After a multitude of failed attempts of acquiring large, single crystals of a PLP-dependent enzyme, tryptophan synthase (TS), we turned to the sky (literally) for a solution. We developed the Toledo Crystallization Box (TCB) for microgravity crystallization for neutron diffraction. The lack of gravity-driven convection promotes uniform crystal feeding and packing, which can improve the quality and size of the crystal. The TCB, which utilizes slow-equilibration capillary dialysis crystallization, was implemented on two Protein Crystal Growth (PCG) initiatives aboard the International Space Station (ISS) sponsored by the Center for Advancement of Science in Space (CASIS). In June 2018, the TCB apparatus was tested aboard ISS carrying 150 protein crystallization experiments for PCG-8. The one-month duration of this mission was not long enough to allow the capillaries to fully equilibrate. In July 2019, we sent the TCBs to the ISS for a second time with the PCG-15 initiative with a longer, 6-month duration in microgravity. We observed a 5-fold increase in size in the crystals grown in microgravity compared to ground control. The neutron diffraction of the crystals was compared using beamline IMAGINE at Oak Ridge National Laboratory. Microgravity-grown and ground control of 0.2 mm3 size diffracted neutron to 3.2 and 4.0 Å, respectively. While 0.2 mm3 is smaller than what would normally be used in a neutron diffraction experiment, the resolution is correlated with the size of the crystal and therefore could be biased by using different sized crystals. Crystals grown in microgravity (>1 mm3) were sent to Institut Laue-Langevin in Grenoble, France where a 2.1 Å neutron dataset was collected on LADI-III. Development and implementation of the TCB was recently published.

Drago et al. npj Microgravity 8, 13 (2022).  The crystals were visually assessed and imaged at Oak Ridge National Laboratory following their retrieval from Johnson Space Center after CRS-18 capsule splashdown. a Representative pictures of larger ground control perdeuterated TS crystals grown in TCB capillaries with 2 mm scale bar.

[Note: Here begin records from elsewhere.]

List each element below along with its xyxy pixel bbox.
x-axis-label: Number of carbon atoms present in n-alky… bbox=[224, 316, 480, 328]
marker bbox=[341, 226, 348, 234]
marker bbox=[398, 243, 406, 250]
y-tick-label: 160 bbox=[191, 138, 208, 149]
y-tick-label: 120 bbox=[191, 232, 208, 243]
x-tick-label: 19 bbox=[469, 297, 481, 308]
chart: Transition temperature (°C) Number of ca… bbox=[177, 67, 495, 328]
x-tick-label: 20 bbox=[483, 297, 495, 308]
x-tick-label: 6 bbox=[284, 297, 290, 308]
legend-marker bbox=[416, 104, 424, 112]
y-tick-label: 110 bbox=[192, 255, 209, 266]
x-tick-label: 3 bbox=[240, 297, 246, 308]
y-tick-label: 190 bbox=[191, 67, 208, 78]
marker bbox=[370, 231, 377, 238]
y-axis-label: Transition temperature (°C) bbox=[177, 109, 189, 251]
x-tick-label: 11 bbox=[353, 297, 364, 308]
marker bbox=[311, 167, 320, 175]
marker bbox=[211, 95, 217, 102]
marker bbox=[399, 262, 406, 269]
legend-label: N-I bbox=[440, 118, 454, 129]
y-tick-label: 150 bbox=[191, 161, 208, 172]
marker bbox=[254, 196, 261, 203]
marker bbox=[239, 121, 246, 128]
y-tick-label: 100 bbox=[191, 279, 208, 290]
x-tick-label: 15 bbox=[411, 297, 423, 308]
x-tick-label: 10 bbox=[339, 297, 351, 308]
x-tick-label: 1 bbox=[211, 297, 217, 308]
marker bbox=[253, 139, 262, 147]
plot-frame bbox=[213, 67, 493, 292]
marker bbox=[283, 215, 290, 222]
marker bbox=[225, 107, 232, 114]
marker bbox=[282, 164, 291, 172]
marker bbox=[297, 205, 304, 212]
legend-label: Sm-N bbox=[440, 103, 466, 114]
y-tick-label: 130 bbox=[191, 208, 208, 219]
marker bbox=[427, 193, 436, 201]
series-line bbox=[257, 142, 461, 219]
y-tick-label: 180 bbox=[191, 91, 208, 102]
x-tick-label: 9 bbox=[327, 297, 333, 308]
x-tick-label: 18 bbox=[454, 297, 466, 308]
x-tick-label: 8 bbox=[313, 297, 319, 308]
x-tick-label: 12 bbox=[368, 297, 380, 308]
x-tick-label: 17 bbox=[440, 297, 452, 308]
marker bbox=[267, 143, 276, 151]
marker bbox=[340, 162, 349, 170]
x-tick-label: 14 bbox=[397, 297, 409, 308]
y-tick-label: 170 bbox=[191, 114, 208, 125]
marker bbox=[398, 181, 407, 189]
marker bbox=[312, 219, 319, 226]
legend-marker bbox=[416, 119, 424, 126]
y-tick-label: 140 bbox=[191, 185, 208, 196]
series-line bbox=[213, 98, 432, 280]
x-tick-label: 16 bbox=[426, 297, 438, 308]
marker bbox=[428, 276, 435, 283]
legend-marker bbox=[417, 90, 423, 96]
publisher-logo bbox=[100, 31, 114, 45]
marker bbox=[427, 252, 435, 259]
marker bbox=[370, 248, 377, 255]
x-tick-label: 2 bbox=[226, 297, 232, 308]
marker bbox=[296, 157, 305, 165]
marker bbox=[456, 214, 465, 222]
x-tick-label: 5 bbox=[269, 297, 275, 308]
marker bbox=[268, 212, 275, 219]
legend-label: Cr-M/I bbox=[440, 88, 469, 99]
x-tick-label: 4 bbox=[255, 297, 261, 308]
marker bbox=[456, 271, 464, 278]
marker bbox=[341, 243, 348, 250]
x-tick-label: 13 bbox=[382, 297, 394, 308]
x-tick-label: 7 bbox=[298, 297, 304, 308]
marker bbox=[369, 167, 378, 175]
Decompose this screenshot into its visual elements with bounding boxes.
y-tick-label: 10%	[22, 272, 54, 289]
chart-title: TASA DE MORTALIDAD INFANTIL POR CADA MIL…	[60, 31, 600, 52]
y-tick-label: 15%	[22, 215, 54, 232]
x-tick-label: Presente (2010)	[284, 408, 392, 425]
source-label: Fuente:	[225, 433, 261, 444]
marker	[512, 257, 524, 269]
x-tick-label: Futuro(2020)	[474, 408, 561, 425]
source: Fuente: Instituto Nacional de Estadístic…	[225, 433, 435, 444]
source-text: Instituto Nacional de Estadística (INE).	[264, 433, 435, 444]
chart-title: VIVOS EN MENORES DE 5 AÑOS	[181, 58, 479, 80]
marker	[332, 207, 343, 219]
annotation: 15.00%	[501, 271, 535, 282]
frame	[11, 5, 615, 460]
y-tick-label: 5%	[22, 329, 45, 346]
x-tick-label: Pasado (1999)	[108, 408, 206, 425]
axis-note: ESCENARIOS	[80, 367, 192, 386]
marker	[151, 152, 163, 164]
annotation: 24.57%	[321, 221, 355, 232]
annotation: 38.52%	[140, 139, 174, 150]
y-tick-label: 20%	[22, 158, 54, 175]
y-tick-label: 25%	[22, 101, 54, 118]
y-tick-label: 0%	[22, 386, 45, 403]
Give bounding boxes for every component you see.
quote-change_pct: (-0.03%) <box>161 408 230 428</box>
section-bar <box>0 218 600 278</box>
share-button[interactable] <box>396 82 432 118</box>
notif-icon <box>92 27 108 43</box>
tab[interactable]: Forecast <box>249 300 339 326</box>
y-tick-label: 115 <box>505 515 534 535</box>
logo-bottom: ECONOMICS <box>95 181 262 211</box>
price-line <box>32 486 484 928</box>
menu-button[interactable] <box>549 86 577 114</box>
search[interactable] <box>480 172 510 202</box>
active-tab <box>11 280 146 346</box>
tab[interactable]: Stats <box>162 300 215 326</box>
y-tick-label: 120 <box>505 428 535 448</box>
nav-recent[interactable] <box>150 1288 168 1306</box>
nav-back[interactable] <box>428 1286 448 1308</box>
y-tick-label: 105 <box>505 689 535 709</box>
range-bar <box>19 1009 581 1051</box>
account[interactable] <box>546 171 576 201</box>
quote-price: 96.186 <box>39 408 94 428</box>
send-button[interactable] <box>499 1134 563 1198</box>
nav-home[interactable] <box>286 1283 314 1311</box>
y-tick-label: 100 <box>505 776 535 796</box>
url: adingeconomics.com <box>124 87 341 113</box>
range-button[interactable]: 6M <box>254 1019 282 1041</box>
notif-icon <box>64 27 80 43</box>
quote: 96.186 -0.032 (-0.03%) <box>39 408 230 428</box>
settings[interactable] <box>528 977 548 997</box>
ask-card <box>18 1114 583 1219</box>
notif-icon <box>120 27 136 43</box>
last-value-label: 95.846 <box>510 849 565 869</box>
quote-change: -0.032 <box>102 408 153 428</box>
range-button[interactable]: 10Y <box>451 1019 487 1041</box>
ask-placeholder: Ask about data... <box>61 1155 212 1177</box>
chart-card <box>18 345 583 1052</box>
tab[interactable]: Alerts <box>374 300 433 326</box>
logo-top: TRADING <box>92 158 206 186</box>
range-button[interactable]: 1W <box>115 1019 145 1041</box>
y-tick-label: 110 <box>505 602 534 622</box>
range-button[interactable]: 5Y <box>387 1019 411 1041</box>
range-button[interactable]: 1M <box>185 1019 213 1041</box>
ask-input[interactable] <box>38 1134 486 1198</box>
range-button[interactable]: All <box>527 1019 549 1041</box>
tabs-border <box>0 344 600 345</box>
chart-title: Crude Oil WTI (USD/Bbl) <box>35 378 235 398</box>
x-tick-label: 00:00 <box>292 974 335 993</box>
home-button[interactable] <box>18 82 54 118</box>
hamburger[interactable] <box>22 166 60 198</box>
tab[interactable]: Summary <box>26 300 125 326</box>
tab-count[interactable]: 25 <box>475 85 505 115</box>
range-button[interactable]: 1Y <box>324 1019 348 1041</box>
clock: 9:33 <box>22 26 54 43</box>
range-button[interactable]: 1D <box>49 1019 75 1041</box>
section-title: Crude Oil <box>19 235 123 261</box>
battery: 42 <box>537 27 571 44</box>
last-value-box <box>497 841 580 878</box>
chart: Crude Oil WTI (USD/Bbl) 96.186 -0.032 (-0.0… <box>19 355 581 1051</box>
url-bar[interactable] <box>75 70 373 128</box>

The crystals grew near the bottom of the capillary and were relatively small with some inclusion defects. b Representative pictures of larger microgravity-grown perdeuterated TS crystals from TCB capillaries with 1 mm scale bar. Flight crystals were single and large, nearly spanning the width of the capillary (2 mm).

Since graduating, I have accepted the role of a Postdoctoral Research Associate at ORNL in the Neutron Scattering Division. Under the mentorship of Andrey Kovalevsky, I continue to use neutron diffraction to study PLP-dependent enzymes, primarily serine hydroxymethyltransferase (SHMT). SHMT catalyzes the cleavage of the C-C bond in serine to produce glycine and formaldehyde, which subsequently undergoes condensation with tetrahydrofolate (THF) to produce 5,10-methyleneTHF. This reaction provides single carbon units for one-carbon metabolism, necessary for the synthesis of methionine and DNA nucleobases. As a result, SHMT is essential for life and has been identified as an important pharmaceutical target for antibiotics and antiprotozoals. In humans, both a cytosolic (SHMT1) and mitochondrial (SHMT2) isoforms of the enzyme exist. SHMT2 is overexpressed in cancer cells and has become a significant target for the development of cancer therapeutics. We are studying SHMT from two bacterial organisms, Thermus thermophilus and Mycobacterium tuberculosis, as well as the human mitochondrial isoform. To date, we have collected two neutron diffraction datasets on T.th. SHMT exhibiting two different states in the reaction mechanism. Because the active site of SHMT is highly conserved between organisms, knowledge of the structure and mechanism of bacterial SHMT can be applied to the human enzyme. This research furthers the understanding of PLP modulation by PLP-dependent enzymes and advance the development of SHMT-targeted pharmaceuticals.